Por muitos anos Pitito Modinha foi cantado em prosa em todos os fogos de
conselhos que a cidade conheceu. Cilene Maria recebeu todas as honras
possíveis. Não só do Grupo Escoteiro, mas de toda a cidade. Ela dizia que não
tinha feito mais que sua obrigação, era lobinha, mas não dizem que os
escoteiros estão Sempre Alerta? Alguém disse para ela - SAPs Cilene! Valeu!
SAPs? Que isto? Não é Sempre Alerta? Risos. Escoteiros, ah Escoteiros. Estão aí
por todo lado, observando, olhando, escolhendo, sorrindo, apertando mãos dos
amigos e irmãos, e claro sabendo sempre o que acontece em sua volta. Eles são
espertos, bons meninos e meninas, vivendo a lei e a promessa como um dia
juraram em suas promessas. Eles estão sempre alerta sempre e nunca SAPs sempre.
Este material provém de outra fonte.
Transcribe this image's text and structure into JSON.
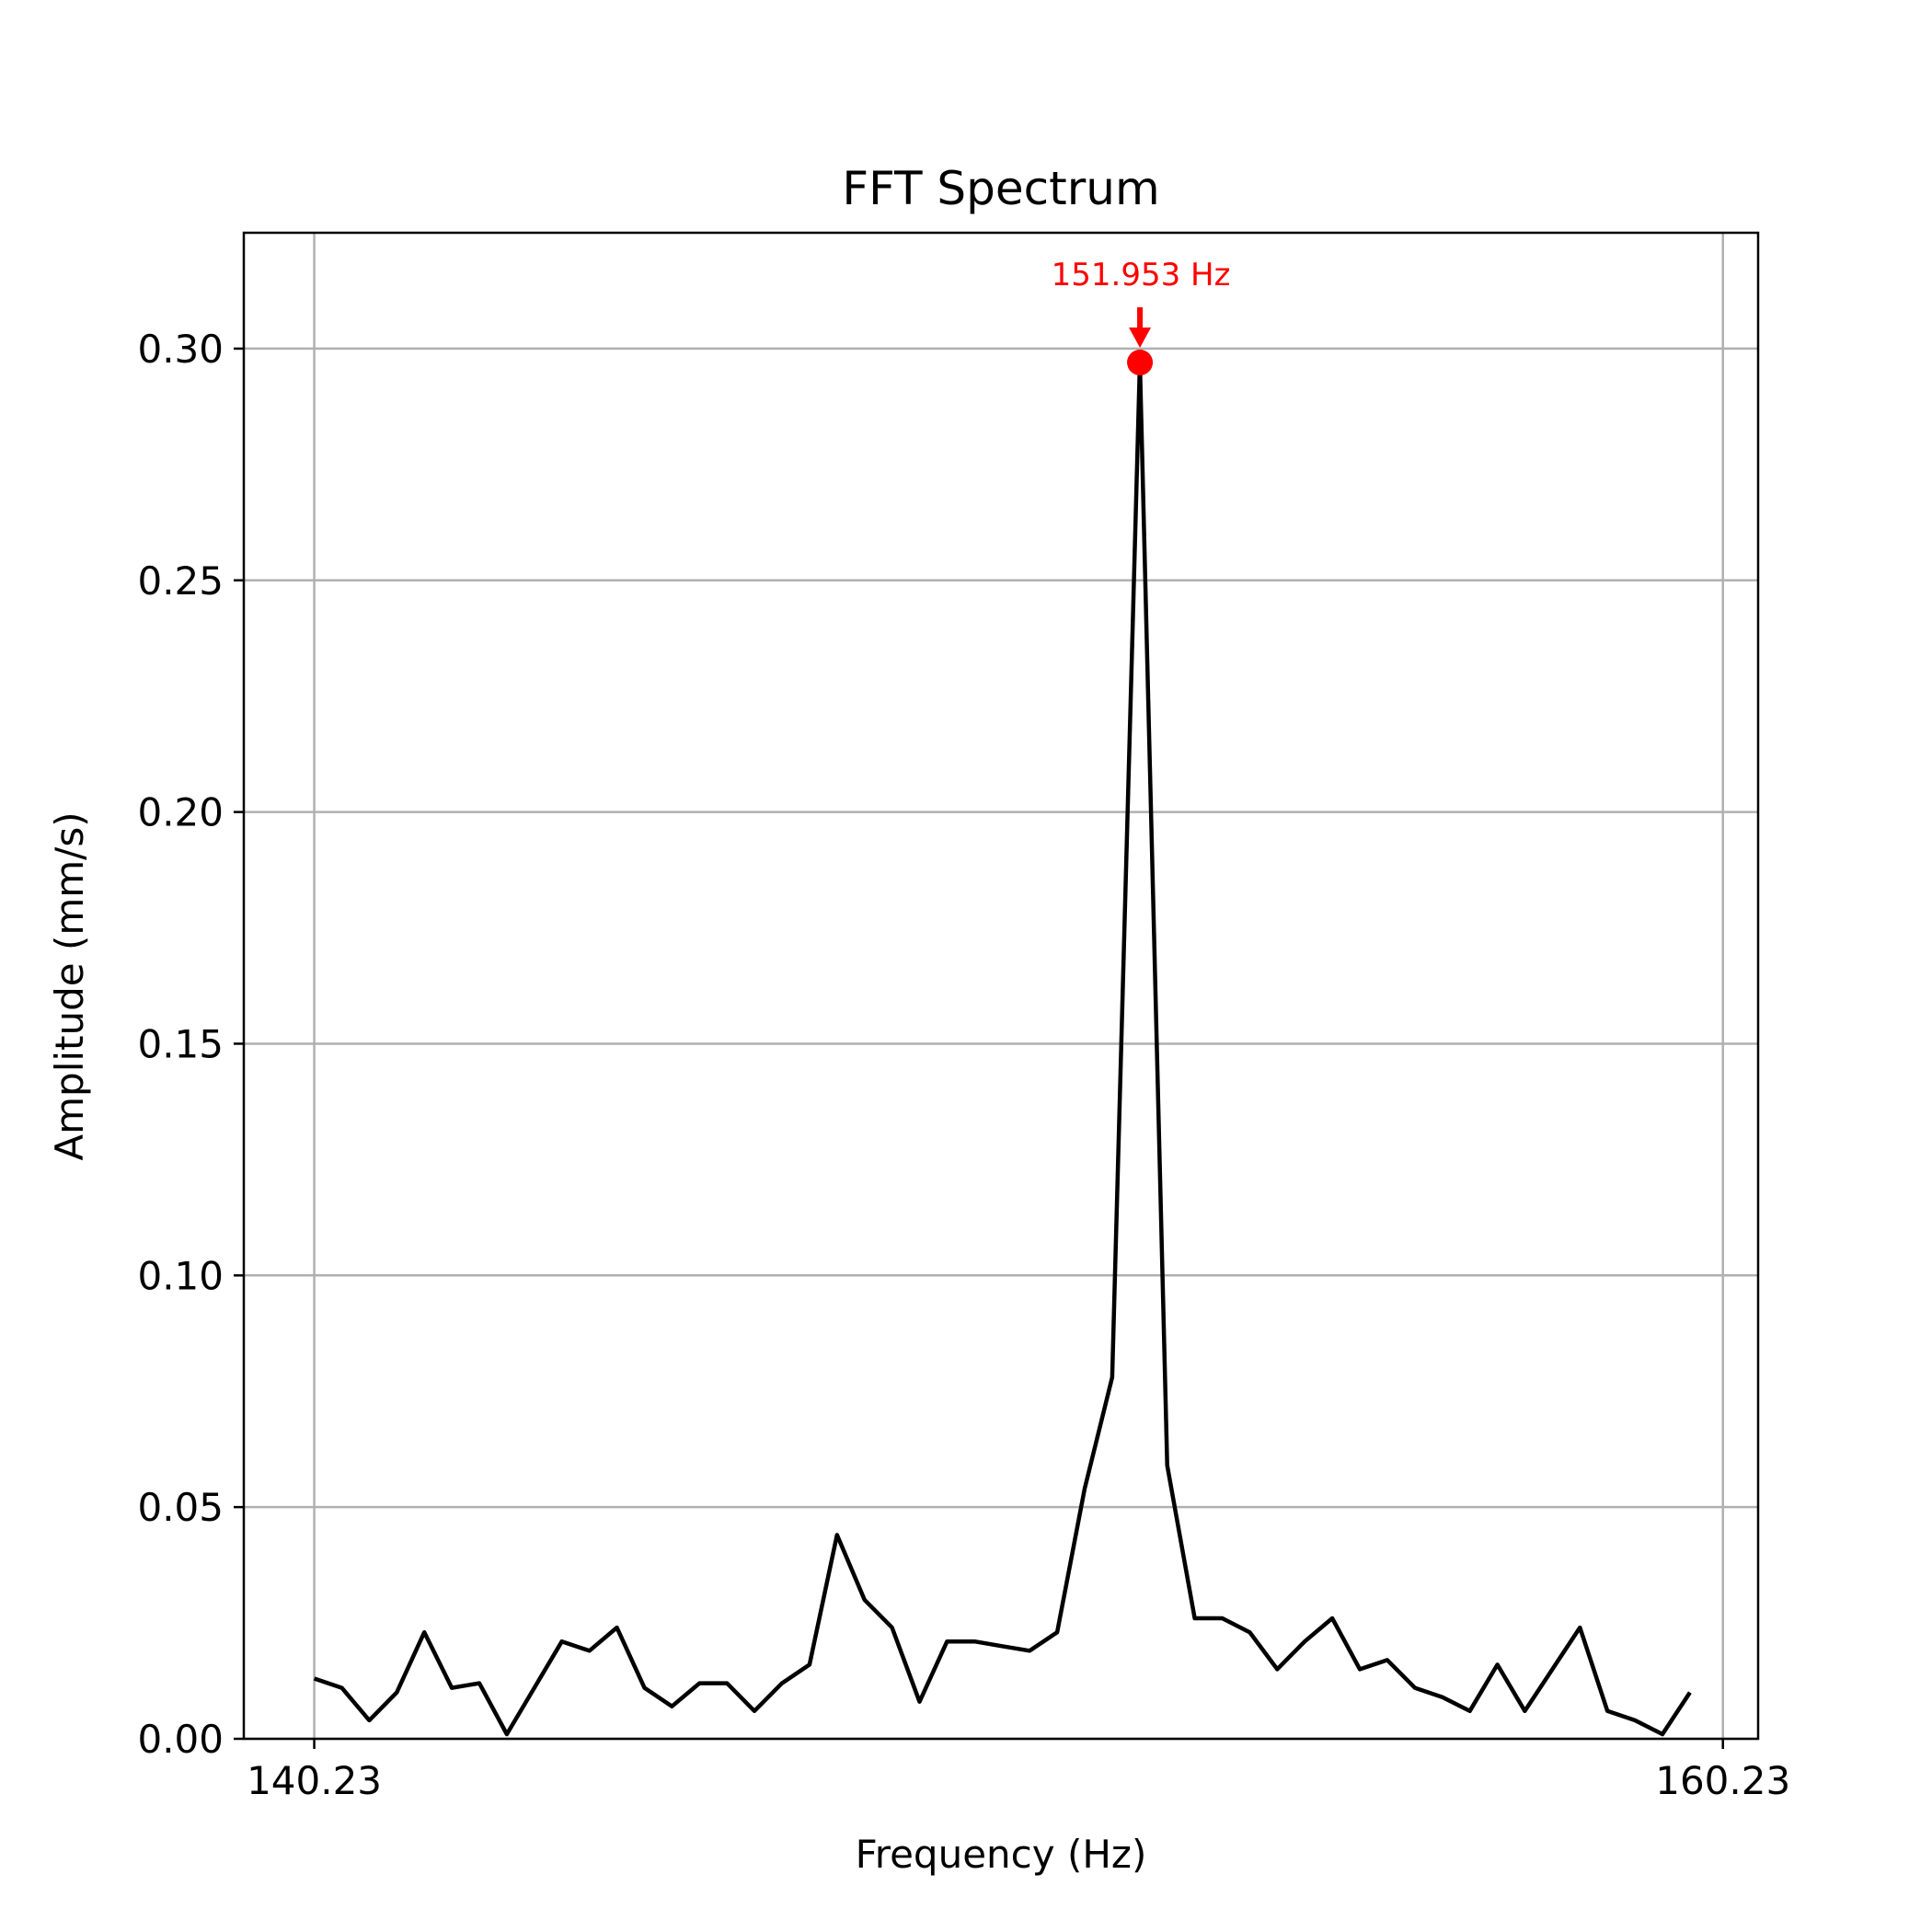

Mais risos. E eu? Eu nunca esqueço
Pitito Modinha e o que disse o meu amigo Dalai lama: - “Só existem dois dias no
ano que nada pode ser feito. Um se chama ontem e o outro se chama amanhã,
portanto, hoje é o dia certo para amar, acreditar, fazer e principalmente viver”!
Quem pergunta permanece ignorante durante
somente cinco minutos, mas quem não pergunta será um ignorante para sempre.